One of the theories behind the proliferation of liberalized early voting is that it will reduce the risk of overwhelmed voting systems on Election Day itself. But this year early voting is being plagued by inadequate numbers of voting places and poll workers, long lines, and system breakdowns. Here’s a disturbing assessment from Evan Perez in yesterday’s Wall Street Journal:
Millions of voters are braving long lines, delays of two to four hours and sometimes confusing rules to cast their ballots ahead of Tuesday’s election….
At polling stations near Miami, residents have endured waits up to four hours in relatively cold 50-degree weather. Florida and North Carolina have extended polling hours to accommodate large crowds. In Georgia, officials report that more than a quarter of all voters have already cast ballots, despite scattered voting-machine malfunctions that at one station kept people waiting in line until after midnight.
As J.P. Green noted here a few days ago, much of this situation is attributable to Republican-administered election systems, and is disporportionately affecting minority voters. And even if it’s not directly attributable to conscious voter suppression, the only alternative explanation is incompetence born of indifference, or of cynical assumptions about the civic engagment of minority citizens.
It’s also a situation that begs for a national solution, if not this year, then as soon as is possible. In a Washington Post op-ed last week, Christopher Edley Jr. made a simple but elegant case for action:
In 2001, former presidents Jimmy Carter and Gerald Ford led a commission, of which I was a member, to dissect the previous year’s voting fiasco in Florida. Many of our recommendations found their way into the Help America Vote Act of 2002. Disappointingly, Congress failed to create an explicit and easily enforceable prohibition against grossly disproportionate resource allocations between polling places in the same state or even the same county — the level of government at which, preposterously, we typically finance and administer elections. This localism means that the infrastructure of democracy vies for resources with potholes, parks, sheriffs and firefighting. It also means that locally powerful communities get better service on something that — above all else — is supposed to be scrupulously equal in this country.

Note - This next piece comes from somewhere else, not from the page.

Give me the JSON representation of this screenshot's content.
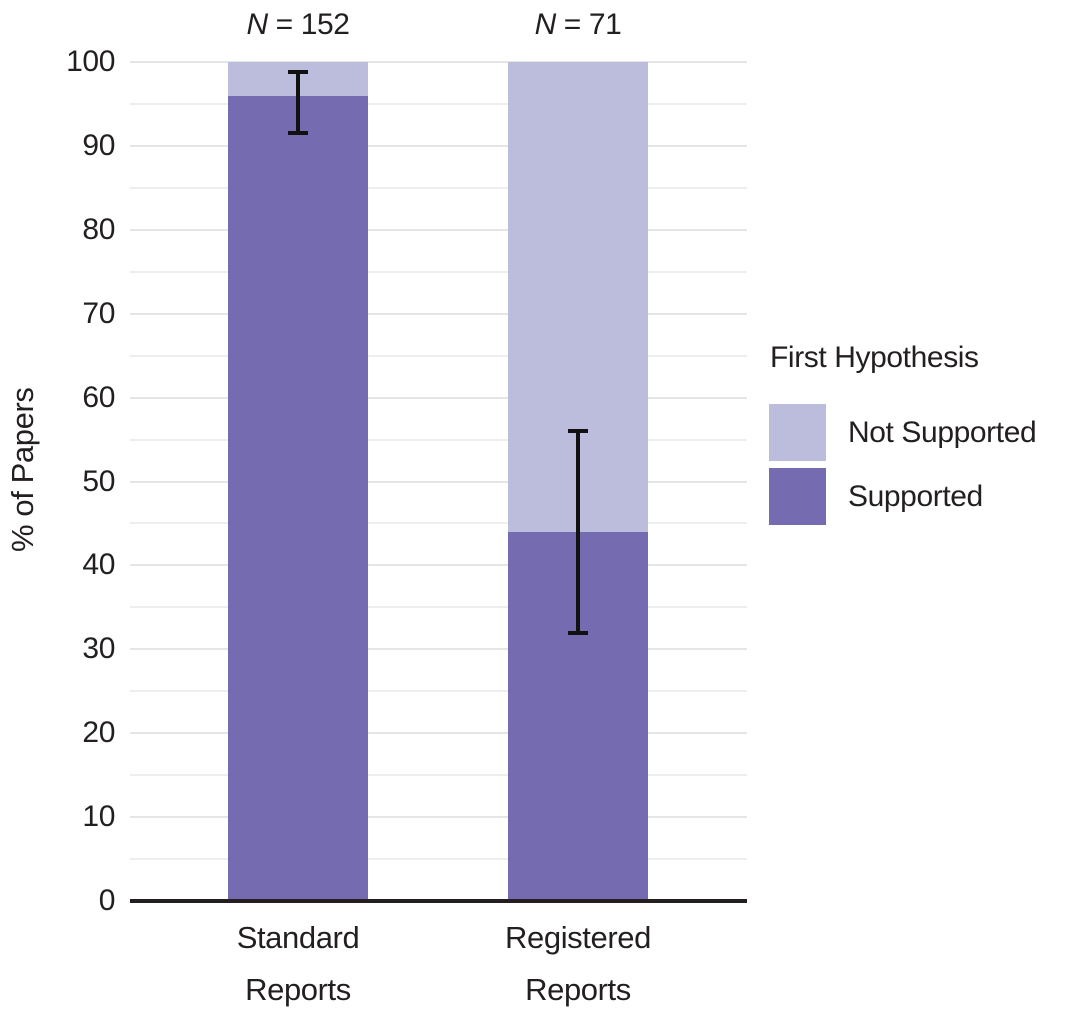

Even without a new statute, there are enough plausible legal theories on this to boggle the mind. Voting is a fundamental right, but as I saw on the Carter-Ford commission and again as a member of the U.S. Civil Rights Commission, Election Day resource disparities have enormously different racial and class impacts that are based on the dynamics of power and poverty. In election cycle after cycle, registrars act surprised when problems crop up disproportionately in poor neighborhoods. If there isn’t enough money to run decent elections everywhere, Americans should share the pain equally.
We have the equal protection clause of the U.S. Constitution, with a rich history of helpful Supreme Court rulings, including even Bush v. Gore’s solicitude in 2000 for Florida voters being treated differently and arbitrarily in the administration of elections. We have the Voting Rights Act of 1965 and Title VI of the Civil Rights Act of 1964. Individual states have their own constitutional provisions guaranteeing “equal protection” and “due process,” so state attorneys general can and should add pressure.
I’m all for lawyering up on Election Day if the absurd and discriminatory inadequacy of voting administration matches what we’ve seen both in the past, and in some of the early voting sites. But without question, if despite the best efforts of the GOP we wind up with a Democratic president and a strongly Democratic Congress next Tuesday, true election reform at the national level finally needs to happen.